Trusting X-Forwarded-For to “identify” a visitor

2019-07-15 18:08发布

问题:

Session Hijacking

So I have a slight problem. I'm trying to identify a visitor, which is very hard if not impossible by $_SERVER veriables as mentioned in this question: Preventing session hijacking.

Possible Solution

To make a bit harder than just copying the cookie from Client A to Client B (which is sadly childsplay), I want to collect some info and validate this against something I have stored. In my database I want to store things like User-Agent, IP-Address, OS etc. This I will encrypt using MCRYPT and store. To match against a user, a lot of variables have to be set, this makes it somewhat harder than just copying the cookie contents to login.

The problem

Here's when my problem starts... The User-Agent and OS are nearly if not completely identical. The reason is that it are Fat Clients with the same bootable image. Another problem is the IP. The server in the Datacenter has a connection to the office. For our applications (even tho not externally accessible) the IP-Address is the same for every client. I found out that I could try to use the X-Forwarded-For header to distinguish IP addresses and thus make the user a bit more unique.

What's next?

What I would like to know is the following: How can I make sure the X-Forwarded-For is ALWAYS set without having to anything the clients have access to? Does something have to be added there by routing? Our connection is https, so I doubt I can just "inject" something. Next to that, if I can inject something like this, can the users client side do this?

The clients are in our internal office network and the applications (running in php) are not accessible from the outside

回答1:

The X-Forwarded-For and User-Agent HTTP headers can easily be spoofed by any user (just as easily as copying a cookie from one machine to another).

Chrome extensions such as Header Hacker can be used on the client, and since your site is using HTTPS these headers cannot be added en route (as the headers need to added to the OSI application layer, not the transport layer).

If you're worried about users copying cookies between one another, is there any mechanism that would stop them sharing their username and password credentials? If you did manage to implement something that verified that their sessions remained on the same client machine, couldn't they simply work round it by logging in as each other?

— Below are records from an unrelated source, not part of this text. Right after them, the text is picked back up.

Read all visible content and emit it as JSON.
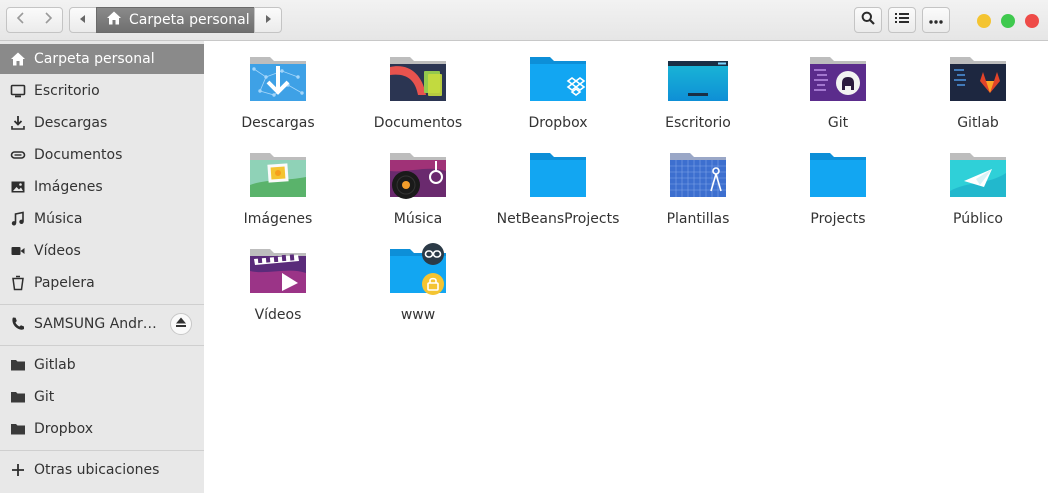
{
  "header": {
    "path_current": "Carpeta personal"
  },
  "sidebar": {
    "places": [
      {
        "label": "Carpeta personal",
        "icon": "home-icon",
        "active": true
      },
      {
        "label": "Escritorio",
        "icon": "desktop-icon"
      },
      {
        "label": "Descargas",
        "icon": "download-icon"
      },
      {
        "label": "Documentos",
        "icon": "document-icon"
      },
      {
        "label": "Imágenes",
        "icon": "image-icon"
      },
      {
        "label": "Música",
        "icon": "music-icon"
      },
      {
        "label": "Vídeos",
        "icon": "video-icon"
      },
      {
        "label": "Papelera",
        "icon": "trash-icon"
      }
    ],
    "devices": [
      {
        "label": "SAMSUNG Andr…",
        "icon": "phone-icon"
      }
    ],
    "bookmarks": [
      {
        "label": "Gitlab",
        "icon": "folder-icon"
      },
      {
        "label": "Git",
        "icon": "folder-icon"
      },
      {
        "label": "Dropbox",
        "icon": "folder-icon"
      }
    ],
    "other": {
      "label": "Otras ubicaciones",
      "icon": "plus-icon"
    }
  },
  "files": [
    {
      "name": "Descargas"
    },
    {
      "name": "Documentos"
    },
    {
      "name": "Dropbox"
    },
    {
      "name": "Escritorio"
    },
    {
      "name": "Git"
    },
    {
      "name": "Gitlab"
    },
    {
      "name": "Imágenes"
    },
    {
      "name": "Música"
    },
    {
      "name": "NetBeansProjects"
    },
    {
      "name": "Plantillas"
    },
    {
      "name": "Projects"
    },
    {
      "name": "Público"
    },
    {
      "name": "Vídeos"
    },
    {
      "name": "www"
    }
  ],
  "colors": {
    "folder_blue": "#12a6f2",
    "sidebar_bg": "#e8e8e8",
    "active_bg": "#8a8a8a"
  }
}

Aside from my questions, for a solution you could introduce a local proxy into your internal network, purely for connecting to your site at the data centre. The site should reject any connections that are not from the IP of the proxy server (configure the web server or firewall to only accept the client IP of the proxy for web connections). Using this approach you will need to install an SSL certificate onto the proxy, which each client machine can trust. This will enable the proxy server to decrypt traffic, add the appropriate IP address header (overwriting any set by the client) and then forward it onto your server. The server code can then safely check the X-Forwarded-For header to make sure it remains constant per user session.

If this sounds like a good solution, please comment if you have any questions and I'll update my answer.

Two other thoughts:

  • You could use something to fingerprint the browser like panopticlick. However, as this is retrieving various values from the client and creating a fingerprint, it can all be spoofed if the headers are set the same as another user's. Also, as each machine is from the same bootable image, this might well be the same anyway.
  • Rolling session cookies: You could randomly regenerate the session using session_regenerate_id(). This will update the session ID of the client creating the request, and any other client using the same ID will then be logged out because they are sending the old session ID. Actually, you could do this on every request which will ensure that only the current client is using the current session.